Над нами кружили две спецоновские эмки, но садиться не спешили. Замеры, наверное, делали. Но наземные военные уже повылазили из своих дыр. Хмурые парни без нашивок выгоняли из подвалов местных, заставляли их стаскивать в кучу трупы. Наши зэки им помочь пока не могли — шок плюс тепловой шок. На ногах стоял я, оба пилота и один из полисов, крепкий оказался. Он сделал шаг ко мне, оступился на скользкой, оплавленной земле и упал к ней в объятья. Сглазил я его, что ли?
Напротив росла гора трупов. Тела — обожженные, искореженные, смятые и изломанные. Я выхватил острые лопатки и поджатые ноги. Сердце повисло. Перевернул... Нет, это был не Лерон.

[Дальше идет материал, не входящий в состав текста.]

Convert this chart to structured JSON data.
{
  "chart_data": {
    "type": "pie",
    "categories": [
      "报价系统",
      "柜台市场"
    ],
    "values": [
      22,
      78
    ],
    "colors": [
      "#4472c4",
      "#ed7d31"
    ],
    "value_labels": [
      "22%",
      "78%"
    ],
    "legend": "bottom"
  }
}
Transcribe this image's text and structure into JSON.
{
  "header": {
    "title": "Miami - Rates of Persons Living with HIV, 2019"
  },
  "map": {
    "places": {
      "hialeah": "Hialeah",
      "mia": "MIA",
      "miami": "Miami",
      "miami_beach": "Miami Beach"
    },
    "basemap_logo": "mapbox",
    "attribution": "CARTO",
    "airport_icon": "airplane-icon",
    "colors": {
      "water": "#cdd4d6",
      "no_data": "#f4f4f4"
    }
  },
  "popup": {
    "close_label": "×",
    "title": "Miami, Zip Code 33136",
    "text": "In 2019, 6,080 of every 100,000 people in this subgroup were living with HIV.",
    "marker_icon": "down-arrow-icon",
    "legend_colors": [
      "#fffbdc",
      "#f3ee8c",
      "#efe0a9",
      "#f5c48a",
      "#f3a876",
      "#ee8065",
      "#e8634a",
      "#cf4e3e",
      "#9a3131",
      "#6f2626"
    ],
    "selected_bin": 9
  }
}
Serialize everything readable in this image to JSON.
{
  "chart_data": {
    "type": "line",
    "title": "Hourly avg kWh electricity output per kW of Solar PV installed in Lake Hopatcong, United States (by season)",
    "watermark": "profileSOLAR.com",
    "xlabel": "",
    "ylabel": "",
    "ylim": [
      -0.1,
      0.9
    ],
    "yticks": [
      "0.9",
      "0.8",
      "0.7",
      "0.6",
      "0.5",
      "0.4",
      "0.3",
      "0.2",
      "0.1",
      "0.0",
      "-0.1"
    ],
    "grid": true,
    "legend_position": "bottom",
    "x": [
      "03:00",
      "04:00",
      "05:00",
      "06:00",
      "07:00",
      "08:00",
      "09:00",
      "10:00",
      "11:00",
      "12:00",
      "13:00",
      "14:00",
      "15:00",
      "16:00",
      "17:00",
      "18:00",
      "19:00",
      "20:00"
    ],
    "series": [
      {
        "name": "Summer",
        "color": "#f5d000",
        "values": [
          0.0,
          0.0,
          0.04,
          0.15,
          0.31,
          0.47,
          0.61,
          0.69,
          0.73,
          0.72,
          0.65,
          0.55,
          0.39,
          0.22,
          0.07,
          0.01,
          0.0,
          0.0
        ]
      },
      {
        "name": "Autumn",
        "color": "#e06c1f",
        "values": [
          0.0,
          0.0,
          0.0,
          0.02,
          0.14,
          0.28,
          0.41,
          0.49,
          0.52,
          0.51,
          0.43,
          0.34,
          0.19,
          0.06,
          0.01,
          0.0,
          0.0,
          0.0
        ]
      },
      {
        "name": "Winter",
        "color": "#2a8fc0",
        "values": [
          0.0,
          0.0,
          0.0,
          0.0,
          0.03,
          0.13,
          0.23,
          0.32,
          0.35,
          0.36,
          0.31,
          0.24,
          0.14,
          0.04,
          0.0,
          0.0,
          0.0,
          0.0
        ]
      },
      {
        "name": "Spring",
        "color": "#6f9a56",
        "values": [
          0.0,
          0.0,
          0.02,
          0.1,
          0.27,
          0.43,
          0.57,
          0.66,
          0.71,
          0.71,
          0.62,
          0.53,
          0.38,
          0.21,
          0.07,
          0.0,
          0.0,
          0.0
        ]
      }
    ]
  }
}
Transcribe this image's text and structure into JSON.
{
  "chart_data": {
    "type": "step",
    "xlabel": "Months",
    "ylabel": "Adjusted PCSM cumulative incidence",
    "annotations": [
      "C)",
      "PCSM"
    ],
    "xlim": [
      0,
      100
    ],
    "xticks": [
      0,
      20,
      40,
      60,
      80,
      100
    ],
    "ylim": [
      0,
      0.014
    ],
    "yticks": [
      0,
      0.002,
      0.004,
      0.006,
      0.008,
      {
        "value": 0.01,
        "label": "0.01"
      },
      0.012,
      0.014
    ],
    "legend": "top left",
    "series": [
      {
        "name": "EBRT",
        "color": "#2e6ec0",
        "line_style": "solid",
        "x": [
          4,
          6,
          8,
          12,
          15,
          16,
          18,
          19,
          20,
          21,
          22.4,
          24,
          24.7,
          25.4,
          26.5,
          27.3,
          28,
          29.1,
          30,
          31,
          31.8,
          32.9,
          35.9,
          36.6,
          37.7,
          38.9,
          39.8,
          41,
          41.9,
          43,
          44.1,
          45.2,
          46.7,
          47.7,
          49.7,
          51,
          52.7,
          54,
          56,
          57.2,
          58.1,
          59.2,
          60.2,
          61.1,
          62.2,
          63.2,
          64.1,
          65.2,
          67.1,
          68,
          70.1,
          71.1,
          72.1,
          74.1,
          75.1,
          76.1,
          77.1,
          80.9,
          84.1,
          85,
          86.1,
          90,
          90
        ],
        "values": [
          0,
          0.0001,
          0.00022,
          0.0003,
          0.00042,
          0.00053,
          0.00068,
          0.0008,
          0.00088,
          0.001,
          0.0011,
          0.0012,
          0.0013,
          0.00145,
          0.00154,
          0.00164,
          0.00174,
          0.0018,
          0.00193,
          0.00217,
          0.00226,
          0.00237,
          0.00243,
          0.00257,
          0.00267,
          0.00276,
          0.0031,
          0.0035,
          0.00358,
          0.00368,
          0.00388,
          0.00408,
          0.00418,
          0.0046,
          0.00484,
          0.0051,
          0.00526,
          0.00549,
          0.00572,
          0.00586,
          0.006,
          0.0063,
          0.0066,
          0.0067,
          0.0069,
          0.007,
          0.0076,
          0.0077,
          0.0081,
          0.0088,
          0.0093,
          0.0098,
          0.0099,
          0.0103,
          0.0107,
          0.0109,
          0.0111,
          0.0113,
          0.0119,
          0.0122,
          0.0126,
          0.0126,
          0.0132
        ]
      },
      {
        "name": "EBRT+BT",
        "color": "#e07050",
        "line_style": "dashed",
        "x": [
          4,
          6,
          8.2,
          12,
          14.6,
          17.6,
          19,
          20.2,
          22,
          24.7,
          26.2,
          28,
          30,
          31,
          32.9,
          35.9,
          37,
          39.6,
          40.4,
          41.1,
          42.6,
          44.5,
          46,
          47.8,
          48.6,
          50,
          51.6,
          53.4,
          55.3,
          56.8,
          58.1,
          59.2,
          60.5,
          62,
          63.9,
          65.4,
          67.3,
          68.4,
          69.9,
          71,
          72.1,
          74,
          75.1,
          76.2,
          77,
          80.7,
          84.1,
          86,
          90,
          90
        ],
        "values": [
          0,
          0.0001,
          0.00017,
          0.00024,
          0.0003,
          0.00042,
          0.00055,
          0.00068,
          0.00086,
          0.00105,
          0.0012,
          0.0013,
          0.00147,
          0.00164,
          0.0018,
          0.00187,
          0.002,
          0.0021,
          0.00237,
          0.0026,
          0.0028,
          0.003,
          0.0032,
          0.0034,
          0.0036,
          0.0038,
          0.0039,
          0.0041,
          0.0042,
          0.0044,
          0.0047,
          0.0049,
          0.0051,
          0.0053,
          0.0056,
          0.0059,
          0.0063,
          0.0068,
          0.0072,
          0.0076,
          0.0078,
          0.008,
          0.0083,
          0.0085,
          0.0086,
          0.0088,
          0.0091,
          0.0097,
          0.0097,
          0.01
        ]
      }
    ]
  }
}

И тут закапало вдруг, без туч и ветра, прямо с бурого, предзакатного неба. Я подставил было лицо, но его, и без того изъеденное потом, защипало, словно сверху лилась кислота. Дезактивацию начали, гады. Прямо со статистами. Вот тебе и медпомощь... Я натянул на голову робу и, задрав трикотажную майку, стал обтирать пылающую морду. Майка почернела: такой я был грязный. И посинела тоже. Я потер левый висок, потом, для верности, прошелся по нему тыльной стороной ладони и долго ее разглядывал. Краска была ядовито-синяя, цвет в цвет той, что идет штрафникам на татуировки.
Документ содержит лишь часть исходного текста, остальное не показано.